Kemudian ia mengeringkan tangannya di celemek. Tanpa menoleh pada Doumeki yang masih duduk di meja makan ia segera menuju pintu dapur, "Jangan membuat mereka kecewa, Doumeki," ucapnya sambil berlalu ke pintu dapur, berniat menyelesaikan percakapn itu begitu saja.

BRAKK!

Watanuki menghentikan langkahnya ketika mendengar suara membanting meja. Dan siapa lagi pelakunya kalau bukan Doumeki Shizuka yang masih berada disana.

"Aku tidak mengenalmu sebagai orang yang pesimis, Kimihiro."
Yang disebut namanya berbalik dan menatap lawan bicaranya. Doumeki bisa melihat sudut kacamata Watanuki berembun.

"Aku tidak pesimis, aku realistik, Doumeki. Hubungan kita ini memang seharusnya dihentikan sejak awal. Bahkan menerima pengakuanmu adalah kesalahan terbesar yang telah kulakukan," jawab Watanuki dingin.

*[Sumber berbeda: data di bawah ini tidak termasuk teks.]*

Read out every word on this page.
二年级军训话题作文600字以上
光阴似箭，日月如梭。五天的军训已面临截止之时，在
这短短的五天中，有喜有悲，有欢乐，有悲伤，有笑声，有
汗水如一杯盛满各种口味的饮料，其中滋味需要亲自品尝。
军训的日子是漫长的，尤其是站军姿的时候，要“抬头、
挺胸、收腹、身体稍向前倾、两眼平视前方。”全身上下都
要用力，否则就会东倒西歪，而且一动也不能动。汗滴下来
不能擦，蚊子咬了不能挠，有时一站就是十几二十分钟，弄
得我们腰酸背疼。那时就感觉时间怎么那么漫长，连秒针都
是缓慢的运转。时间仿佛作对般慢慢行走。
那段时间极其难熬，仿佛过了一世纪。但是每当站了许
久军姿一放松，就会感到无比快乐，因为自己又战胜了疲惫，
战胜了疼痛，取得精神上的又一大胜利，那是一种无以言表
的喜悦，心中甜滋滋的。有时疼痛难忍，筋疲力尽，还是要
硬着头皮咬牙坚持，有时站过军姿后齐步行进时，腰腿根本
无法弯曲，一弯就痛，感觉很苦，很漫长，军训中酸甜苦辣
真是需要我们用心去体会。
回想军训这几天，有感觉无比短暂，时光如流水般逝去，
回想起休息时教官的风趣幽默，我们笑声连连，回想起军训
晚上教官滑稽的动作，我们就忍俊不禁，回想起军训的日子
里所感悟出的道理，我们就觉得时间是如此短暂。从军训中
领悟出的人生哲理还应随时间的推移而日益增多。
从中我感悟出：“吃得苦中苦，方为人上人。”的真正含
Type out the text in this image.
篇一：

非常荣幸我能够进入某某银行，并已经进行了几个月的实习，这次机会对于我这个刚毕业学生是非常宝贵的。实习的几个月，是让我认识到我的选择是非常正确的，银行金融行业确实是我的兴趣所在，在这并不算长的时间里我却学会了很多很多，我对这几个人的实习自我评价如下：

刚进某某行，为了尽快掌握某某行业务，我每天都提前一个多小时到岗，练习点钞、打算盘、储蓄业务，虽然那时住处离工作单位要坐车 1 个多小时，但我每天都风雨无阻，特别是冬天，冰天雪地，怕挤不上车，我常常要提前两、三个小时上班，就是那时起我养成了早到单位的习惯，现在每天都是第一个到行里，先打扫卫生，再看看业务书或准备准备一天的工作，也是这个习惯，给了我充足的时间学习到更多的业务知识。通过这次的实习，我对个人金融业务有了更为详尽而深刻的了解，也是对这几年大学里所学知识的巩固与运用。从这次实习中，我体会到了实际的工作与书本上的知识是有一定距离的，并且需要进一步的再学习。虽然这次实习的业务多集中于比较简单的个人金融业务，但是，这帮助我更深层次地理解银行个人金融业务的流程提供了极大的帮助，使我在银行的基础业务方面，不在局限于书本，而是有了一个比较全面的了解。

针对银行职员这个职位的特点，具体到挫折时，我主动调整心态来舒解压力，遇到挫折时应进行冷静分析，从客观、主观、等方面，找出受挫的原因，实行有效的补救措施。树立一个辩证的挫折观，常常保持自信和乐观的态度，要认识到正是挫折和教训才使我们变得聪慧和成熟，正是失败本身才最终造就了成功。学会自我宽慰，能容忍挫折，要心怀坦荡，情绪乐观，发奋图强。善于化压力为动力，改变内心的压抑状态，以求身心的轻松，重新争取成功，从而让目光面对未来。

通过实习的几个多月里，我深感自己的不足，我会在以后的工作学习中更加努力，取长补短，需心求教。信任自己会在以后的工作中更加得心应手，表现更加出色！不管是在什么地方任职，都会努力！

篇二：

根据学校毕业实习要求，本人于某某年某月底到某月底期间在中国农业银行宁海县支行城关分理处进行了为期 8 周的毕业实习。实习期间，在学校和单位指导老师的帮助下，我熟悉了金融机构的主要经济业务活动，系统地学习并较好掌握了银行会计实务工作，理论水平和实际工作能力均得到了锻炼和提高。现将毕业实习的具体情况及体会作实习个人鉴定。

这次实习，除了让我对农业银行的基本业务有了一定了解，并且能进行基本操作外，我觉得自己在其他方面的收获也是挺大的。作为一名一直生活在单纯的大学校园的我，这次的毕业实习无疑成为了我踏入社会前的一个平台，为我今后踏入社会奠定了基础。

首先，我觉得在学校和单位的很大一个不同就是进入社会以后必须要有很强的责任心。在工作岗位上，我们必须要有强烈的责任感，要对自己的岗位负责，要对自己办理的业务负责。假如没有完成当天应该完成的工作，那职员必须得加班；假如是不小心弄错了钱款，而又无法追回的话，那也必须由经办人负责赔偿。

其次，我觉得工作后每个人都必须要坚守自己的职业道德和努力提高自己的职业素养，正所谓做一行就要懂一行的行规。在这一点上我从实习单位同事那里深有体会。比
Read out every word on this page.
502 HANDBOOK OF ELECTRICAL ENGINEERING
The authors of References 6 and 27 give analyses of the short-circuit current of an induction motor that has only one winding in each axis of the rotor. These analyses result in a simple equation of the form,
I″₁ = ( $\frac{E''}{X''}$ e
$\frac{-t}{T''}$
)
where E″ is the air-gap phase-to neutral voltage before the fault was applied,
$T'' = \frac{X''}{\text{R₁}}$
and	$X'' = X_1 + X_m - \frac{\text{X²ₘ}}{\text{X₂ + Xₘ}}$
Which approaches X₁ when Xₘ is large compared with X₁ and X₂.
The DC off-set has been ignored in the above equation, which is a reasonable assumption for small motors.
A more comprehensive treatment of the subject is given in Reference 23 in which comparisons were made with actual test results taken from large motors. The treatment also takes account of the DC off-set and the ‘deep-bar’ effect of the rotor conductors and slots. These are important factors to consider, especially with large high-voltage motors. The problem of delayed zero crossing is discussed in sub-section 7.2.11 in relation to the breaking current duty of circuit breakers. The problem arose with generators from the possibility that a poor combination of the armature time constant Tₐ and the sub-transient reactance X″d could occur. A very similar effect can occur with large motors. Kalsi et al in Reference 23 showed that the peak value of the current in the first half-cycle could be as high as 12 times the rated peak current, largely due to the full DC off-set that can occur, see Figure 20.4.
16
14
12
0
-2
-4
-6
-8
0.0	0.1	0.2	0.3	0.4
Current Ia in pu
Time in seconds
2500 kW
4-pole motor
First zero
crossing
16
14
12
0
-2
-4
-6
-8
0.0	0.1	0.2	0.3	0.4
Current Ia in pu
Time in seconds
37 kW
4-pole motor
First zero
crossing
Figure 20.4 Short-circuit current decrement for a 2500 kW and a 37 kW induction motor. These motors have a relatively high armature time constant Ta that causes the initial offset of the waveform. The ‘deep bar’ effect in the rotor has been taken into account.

Wajahnya yang biasanya menampilkan senyum ataupun ekspresi lain kini seolah menghilang dari sana. Doumeki tidak menyukai wajah kekasihnya tanpa ekspresi seperti itu. Dia mengenal Watanuki adalah seorang ekspresif, bukan orang yang akan menyembunyikan perasaannya seperti ini.

"Kalau orangtuamu sudah menentang, kau pikir bagaimana lagi kita akan bertahan dalam hubungan ini?"

"KIMIHIRO WATANUKI!"

Watanuki terkejut dengan kemarahan Doumeki yang ia tunjukkan. Jantungnya seakan-akan melompat dari rusuknya, dan ia kemudian menyadari bahwa tangan dan kakinya gemetar.

Ia takut. Sungguh.

Bukan karena pemuda itu akan memukulnya karena marah—tentu bukan, Doumeki bukan orang yang akan melukai orang lain, apalagi Kimihiro. Ia takut kalau Doumeki akan pergi dan menyetujui perjodohan yang direncanakan orangtuanya. Meninggalkannya sendiri dengan perasaannya yang tidak mungkin lagi bisa ia cari penggantinya seberapa keras pun ia berusaha.

"Aku sudah sejauh ini denganmu dan kau dengan gampangnya merelakanku dijodohkan dengan orang lain?" tanya Doumeki dengan nada sarat putus asa.

Dia juga sama takutnya. Hubungan mereka ini—bagaimanapun kuatnya perasaan mereka satu sama lain—bukanlah hubungan yang kuat. Mereka tidak terikat pernikahan dan bukan hubungan yang tercatat secara resmi di mata hukum.

"Apa kau tidak ingin memperjuangkan hubungan ini denganku?"

Doumeki menatap kekasihnya yang masih berdiri di pintu dapur. Mata mereka bertemu, dan pemuda itu yakin ia melihat setitik air mata menggantung di sudut mata Watanuki.

A.N.

hai hai haloo~

salam kenal semuanya, perkenalkan aku author baru di fandom ini, dan baru mengenal ini fandom beberapa minggu terakhir /pundung

semoga fandom ini kemabali ramai!

mohon kerjasamanya dan salam kenal! /wink

Omake

Doumeki menatap undangan omiai di tangannya, meletakkanya kembali dengan sopan ke atas meja, kemudian menatap ibunya yang duduk di seberangnya.

Ia dan perempuan paruh baya itu saling menatap untuk beberapa saat dan pemuda itu mendapati mata ibunya tidak hanya meminta tanggapan, tapi juga mengharapkan balasan positif darinya.

Diam-diam ia menarik nafas.

"Kaa-san," manik gold green itu menatap lawan bicaranya dengan determinasi penuh, "aku sudah punya orang yang kucintai,"

Nyonya Dpumeki tampak terkejut dengan pernyataan itu, tapi ia tidak mengatakan apapun. Dan menunggu untuk putranya menyelesaikan kalimatnya.

"Tapi sebelum aku mengenalkannya padamu, akan kupastikan dia juga menyadari perasaannya padaku," balasnya tegas.

Dan kilatan mata milik pemuda itu cukup untuk mengatakan bahwa ia tidak main-main dengan ucapannya.